Siri Öhngren Hallström was politically engaged as the chairwoman of the liberal women’s group, Frisinnade kvinnor in Umeå. She was also a member of the lecture association Minerva for which she was the chairwoman from 1923 for a number of years. In 1922, a local group of Fredrika-Bremer-Förbundet was founded in Umeå. Among those convening the meeting was Siri Öhngren Hallström who was elected to be chairwoman in February 1923. She was elected as representative to the association’s annual general meeting in Stockholm in 1934 and was a board member during the years 1937–1940, after which she refused re-election.
Siri Öhngren Hallström married the well-known Umeå lawyer Sven Hallström at a civil ceremony in Uppsala town hall in 1924. He was very right-wing and later, during the 1930s, was one of Umeå’s organised nazis. The marriage brought her responsibility for his five children whose mother had died in 1919 when the youngest child was only two years old. Despite her new marital status and sudden parenthood, Siri Öhngren Hallström was able to continue both work and involvement in associations since the Hallström couple had a housekeeper, housemaid, and nanny at home.

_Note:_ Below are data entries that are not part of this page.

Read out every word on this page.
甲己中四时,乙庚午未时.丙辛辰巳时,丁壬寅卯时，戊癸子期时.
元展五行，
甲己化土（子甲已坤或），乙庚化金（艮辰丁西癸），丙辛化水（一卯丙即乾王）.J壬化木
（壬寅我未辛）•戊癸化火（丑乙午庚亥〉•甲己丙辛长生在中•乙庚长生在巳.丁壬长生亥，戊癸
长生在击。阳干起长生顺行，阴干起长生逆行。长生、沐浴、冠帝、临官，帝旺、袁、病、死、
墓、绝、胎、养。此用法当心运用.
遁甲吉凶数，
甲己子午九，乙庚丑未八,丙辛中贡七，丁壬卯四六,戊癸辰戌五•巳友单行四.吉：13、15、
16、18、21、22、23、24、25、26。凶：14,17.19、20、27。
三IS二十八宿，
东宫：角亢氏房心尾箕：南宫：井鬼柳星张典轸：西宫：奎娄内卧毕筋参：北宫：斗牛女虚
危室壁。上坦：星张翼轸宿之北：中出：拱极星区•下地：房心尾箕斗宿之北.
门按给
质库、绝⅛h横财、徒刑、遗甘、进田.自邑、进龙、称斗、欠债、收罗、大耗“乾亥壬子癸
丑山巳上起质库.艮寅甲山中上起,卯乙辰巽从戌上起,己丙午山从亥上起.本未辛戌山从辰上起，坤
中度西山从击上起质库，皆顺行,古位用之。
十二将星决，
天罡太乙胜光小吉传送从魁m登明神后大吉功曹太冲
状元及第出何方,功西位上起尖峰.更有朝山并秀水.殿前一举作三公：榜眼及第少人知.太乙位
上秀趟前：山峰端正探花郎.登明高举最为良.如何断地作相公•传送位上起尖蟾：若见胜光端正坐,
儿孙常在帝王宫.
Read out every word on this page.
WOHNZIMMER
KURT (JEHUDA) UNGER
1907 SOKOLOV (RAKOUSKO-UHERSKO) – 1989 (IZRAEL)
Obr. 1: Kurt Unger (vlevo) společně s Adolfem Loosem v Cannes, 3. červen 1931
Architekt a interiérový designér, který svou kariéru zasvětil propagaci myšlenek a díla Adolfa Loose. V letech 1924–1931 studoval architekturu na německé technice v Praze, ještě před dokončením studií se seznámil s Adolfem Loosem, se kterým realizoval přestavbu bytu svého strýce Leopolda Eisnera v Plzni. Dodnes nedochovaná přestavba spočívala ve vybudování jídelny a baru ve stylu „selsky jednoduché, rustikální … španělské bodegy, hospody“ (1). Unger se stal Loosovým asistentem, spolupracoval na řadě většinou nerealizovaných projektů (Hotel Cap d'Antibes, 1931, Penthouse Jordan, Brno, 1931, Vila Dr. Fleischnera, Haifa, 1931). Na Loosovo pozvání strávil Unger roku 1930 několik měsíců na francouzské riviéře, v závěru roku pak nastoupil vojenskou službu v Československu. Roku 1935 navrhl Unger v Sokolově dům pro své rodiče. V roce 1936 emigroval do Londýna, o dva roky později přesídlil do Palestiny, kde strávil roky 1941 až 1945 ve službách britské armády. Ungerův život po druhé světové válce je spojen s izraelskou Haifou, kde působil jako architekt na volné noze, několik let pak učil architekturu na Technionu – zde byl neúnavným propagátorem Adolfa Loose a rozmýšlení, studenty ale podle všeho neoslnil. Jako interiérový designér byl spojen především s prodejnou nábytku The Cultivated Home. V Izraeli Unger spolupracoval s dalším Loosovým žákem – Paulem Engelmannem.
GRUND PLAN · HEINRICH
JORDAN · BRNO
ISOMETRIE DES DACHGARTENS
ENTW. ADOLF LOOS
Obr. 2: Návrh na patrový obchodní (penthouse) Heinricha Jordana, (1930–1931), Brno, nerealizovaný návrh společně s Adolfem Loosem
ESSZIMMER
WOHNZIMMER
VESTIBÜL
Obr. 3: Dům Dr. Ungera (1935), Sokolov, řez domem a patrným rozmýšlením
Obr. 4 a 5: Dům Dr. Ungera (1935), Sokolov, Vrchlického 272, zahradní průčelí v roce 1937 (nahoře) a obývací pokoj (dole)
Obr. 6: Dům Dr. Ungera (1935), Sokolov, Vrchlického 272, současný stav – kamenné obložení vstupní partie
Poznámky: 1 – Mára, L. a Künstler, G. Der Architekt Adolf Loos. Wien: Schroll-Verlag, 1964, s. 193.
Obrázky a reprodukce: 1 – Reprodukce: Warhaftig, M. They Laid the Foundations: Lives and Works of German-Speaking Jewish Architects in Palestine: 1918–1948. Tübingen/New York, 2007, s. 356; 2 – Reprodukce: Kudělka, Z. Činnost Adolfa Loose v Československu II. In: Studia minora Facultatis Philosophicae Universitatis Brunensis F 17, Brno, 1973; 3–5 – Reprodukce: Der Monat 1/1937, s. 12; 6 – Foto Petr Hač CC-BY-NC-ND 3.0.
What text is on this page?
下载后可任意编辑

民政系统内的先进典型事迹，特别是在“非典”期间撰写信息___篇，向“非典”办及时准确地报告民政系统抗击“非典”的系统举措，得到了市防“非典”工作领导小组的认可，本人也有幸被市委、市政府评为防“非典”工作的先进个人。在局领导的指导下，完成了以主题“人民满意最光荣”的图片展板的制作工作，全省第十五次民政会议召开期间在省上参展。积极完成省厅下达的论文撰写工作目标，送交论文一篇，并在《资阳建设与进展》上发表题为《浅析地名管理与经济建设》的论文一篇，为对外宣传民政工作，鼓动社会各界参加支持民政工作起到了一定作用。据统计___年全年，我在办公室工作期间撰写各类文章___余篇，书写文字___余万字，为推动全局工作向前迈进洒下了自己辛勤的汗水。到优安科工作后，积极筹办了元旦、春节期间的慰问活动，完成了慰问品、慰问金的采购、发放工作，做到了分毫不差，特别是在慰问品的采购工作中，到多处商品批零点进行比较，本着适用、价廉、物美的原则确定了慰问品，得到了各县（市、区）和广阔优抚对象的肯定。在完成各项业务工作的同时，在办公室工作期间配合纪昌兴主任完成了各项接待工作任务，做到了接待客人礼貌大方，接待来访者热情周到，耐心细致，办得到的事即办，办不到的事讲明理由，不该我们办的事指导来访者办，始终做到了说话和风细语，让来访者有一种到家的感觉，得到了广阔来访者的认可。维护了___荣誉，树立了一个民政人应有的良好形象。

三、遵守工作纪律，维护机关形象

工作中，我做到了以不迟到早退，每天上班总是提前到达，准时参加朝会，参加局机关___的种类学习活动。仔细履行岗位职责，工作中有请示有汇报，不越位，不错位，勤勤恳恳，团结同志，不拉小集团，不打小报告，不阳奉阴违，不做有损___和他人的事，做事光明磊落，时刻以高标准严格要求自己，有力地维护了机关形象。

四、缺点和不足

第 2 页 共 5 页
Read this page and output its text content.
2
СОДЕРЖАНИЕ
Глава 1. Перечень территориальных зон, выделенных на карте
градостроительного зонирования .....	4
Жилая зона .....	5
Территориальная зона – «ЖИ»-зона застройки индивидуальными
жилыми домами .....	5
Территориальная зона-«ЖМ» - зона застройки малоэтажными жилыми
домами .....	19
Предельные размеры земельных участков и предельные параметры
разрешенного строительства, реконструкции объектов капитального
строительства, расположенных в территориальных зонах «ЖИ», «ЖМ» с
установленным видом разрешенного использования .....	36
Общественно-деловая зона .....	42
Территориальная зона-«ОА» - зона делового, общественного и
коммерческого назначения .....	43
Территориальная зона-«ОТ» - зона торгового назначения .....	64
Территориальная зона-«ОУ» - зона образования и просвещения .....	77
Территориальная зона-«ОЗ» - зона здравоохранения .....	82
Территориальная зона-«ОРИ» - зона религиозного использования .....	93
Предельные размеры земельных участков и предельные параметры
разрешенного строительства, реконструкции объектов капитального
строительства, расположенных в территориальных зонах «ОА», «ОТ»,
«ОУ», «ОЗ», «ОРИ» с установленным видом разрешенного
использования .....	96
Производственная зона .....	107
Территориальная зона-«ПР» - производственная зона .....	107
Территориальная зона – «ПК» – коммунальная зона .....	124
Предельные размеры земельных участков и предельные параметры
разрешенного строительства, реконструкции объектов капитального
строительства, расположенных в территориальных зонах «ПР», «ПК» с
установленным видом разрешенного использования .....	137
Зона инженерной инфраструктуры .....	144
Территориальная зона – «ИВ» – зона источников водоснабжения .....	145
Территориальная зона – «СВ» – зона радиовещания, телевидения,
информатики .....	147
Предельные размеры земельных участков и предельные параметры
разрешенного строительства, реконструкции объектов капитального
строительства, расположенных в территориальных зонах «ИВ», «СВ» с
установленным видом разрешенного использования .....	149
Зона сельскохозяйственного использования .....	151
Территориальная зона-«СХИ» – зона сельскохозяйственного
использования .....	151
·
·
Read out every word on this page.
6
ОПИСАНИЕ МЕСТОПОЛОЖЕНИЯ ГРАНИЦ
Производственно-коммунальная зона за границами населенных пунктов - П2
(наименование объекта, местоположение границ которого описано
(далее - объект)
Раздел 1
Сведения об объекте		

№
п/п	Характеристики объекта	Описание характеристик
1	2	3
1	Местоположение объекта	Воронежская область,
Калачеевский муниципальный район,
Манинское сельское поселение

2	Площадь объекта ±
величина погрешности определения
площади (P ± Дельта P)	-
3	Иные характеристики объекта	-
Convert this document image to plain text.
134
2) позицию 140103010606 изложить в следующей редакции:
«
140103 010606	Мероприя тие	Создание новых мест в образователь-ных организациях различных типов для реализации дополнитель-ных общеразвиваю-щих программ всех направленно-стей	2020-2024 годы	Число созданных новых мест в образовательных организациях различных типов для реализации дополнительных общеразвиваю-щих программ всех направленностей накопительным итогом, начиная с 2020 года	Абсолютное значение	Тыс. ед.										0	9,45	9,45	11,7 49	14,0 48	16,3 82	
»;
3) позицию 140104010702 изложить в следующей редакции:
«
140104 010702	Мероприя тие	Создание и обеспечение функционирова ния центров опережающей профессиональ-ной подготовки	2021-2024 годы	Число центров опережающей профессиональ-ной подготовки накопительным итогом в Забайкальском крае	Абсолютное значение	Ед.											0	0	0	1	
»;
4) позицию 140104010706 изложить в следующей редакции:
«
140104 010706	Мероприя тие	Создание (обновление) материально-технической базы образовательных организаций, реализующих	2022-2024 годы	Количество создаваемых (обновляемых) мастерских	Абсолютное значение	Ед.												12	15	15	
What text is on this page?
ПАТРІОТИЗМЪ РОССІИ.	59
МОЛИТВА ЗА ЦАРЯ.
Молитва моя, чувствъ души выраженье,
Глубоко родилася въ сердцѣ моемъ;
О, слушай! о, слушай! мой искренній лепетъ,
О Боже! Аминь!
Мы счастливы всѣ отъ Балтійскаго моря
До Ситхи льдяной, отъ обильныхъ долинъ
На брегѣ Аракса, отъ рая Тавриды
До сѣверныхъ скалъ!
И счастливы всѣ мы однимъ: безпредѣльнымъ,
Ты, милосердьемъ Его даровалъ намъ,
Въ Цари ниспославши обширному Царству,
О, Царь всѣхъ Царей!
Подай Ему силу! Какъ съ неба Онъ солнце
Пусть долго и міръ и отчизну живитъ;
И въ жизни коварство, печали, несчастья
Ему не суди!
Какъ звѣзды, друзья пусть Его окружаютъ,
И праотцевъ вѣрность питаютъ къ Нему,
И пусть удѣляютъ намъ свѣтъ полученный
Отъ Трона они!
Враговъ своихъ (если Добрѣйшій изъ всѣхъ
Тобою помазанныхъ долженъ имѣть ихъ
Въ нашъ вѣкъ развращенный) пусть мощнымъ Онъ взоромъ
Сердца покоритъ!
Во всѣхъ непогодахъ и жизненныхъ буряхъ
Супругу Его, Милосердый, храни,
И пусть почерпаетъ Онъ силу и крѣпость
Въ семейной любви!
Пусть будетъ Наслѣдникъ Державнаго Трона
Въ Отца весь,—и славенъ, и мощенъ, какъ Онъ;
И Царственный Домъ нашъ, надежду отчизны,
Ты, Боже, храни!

1936 was a dark year for Siri Öhngren Hallström. Sven Hallström had at that time one of many relationships outside marriage. This time he promised the woman in question a life together. Siri Öhngren Hallström divorced him in November 1936 and moved to a flat that she shared with a friend. During the autumn she had been on leave now and then, stayed at a rest home and even considered moving from Umeå. She applied in December 1936 to take back her maiden name Öhngren. Despite all the drama, Sven Hallström and Siri Öhngren Hallström were once again cohabiting one year later.
Siri Öhngren Hallström was on leave during the spring term 1939 and resigned as chairwoman of the local section of Fredrika-Bremer-Förbundet the same year after a period of severe illness. Her health had been frail with several chronic illnesses for a long time. In November 1942 Siri Öhngren Hallström was found unconscious in her home after an accident involving a terrible fall. Her right hand remained seriously damaged after the fall and she was affected by problems with both eyes, which reduced her capacity to work.
Siri Öhngren Hallström died on 23 December 1944. The funeral took place in the Heliga Korset chapel at the Woodland Cemetery in Stockholm. In August 1945, the urn was transferred to the Northern Cemetery in Solna and the Hallström family grave where Sven Hallström’s first wife already rested.